In 2017, Khan purchased a Menlo Park house which she uses to provide discounted housing for many members of her staff — an arrangement that shows her commitment to her staff and the food that leaves her kitchen. 

“I figured that I can help them by giving subsidized rent, and they can help me by being consistent and showing up to work and not being late,” Khan said. “It’s a nice place they share together so they become like family.”


“She’s a person with a lot of vision, a vision different than anybody else’s.”

— Maria Mendez, Zareen’s employee


With her unique management style and wide range of strong beliefs and experiences, Khan has certainly left a lasting impression upon her staff.

“She’s a person with a lot of vision, a vision different than anybody else’s,” Zareen’s employee Maria Mendez said. “I notice that the way she gets involved in her business is totally different to any other business person I’ve dealt with before.”

Perhaps one of Khan’s most defining characteristics is her drive to give back to the community and to support what she believes to be right. For example, each year on Mother’s Day, Khan works hard to recognize every woman in the community.

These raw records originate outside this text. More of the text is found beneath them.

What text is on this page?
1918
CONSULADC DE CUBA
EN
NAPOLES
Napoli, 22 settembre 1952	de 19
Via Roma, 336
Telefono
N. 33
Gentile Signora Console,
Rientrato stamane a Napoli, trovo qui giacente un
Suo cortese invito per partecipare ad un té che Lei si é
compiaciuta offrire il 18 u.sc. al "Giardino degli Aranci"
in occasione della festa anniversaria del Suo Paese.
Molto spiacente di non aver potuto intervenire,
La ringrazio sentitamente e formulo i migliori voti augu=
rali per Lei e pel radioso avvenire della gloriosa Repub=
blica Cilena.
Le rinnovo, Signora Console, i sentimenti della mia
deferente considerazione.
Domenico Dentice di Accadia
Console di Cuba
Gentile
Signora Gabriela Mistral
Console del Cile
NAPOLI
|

“I personally make some small dessert to give to all the women who come here,” Khan said. “They like it, you know, they appreciate being appreciated.”

Along the walls of the Palo Alto Zareen’s are messages of female empowerment expressed through art such as poetry, comics, quotes and, on one wall, a vibrant mural. The mural depicts a woman, Qandeel Baloch, who was a victim of honor killing — a murder that occurs when a male family member kills a female family member who they believe has tarnished their family’s reputation. “It really affected me because on her death anniversary they made this mural in Karachi, Pakistan and the next day the religious police came and whitewashed it,” Khan said. “So when I found out about it, I go, ‘Ok, she’s gonna live on my wall.’”

From her genuine relationships with her employees to her activism regarding women’s rights, Khan brings together several communities through an influential Pakistani-Indian restaurant: Zareen’s.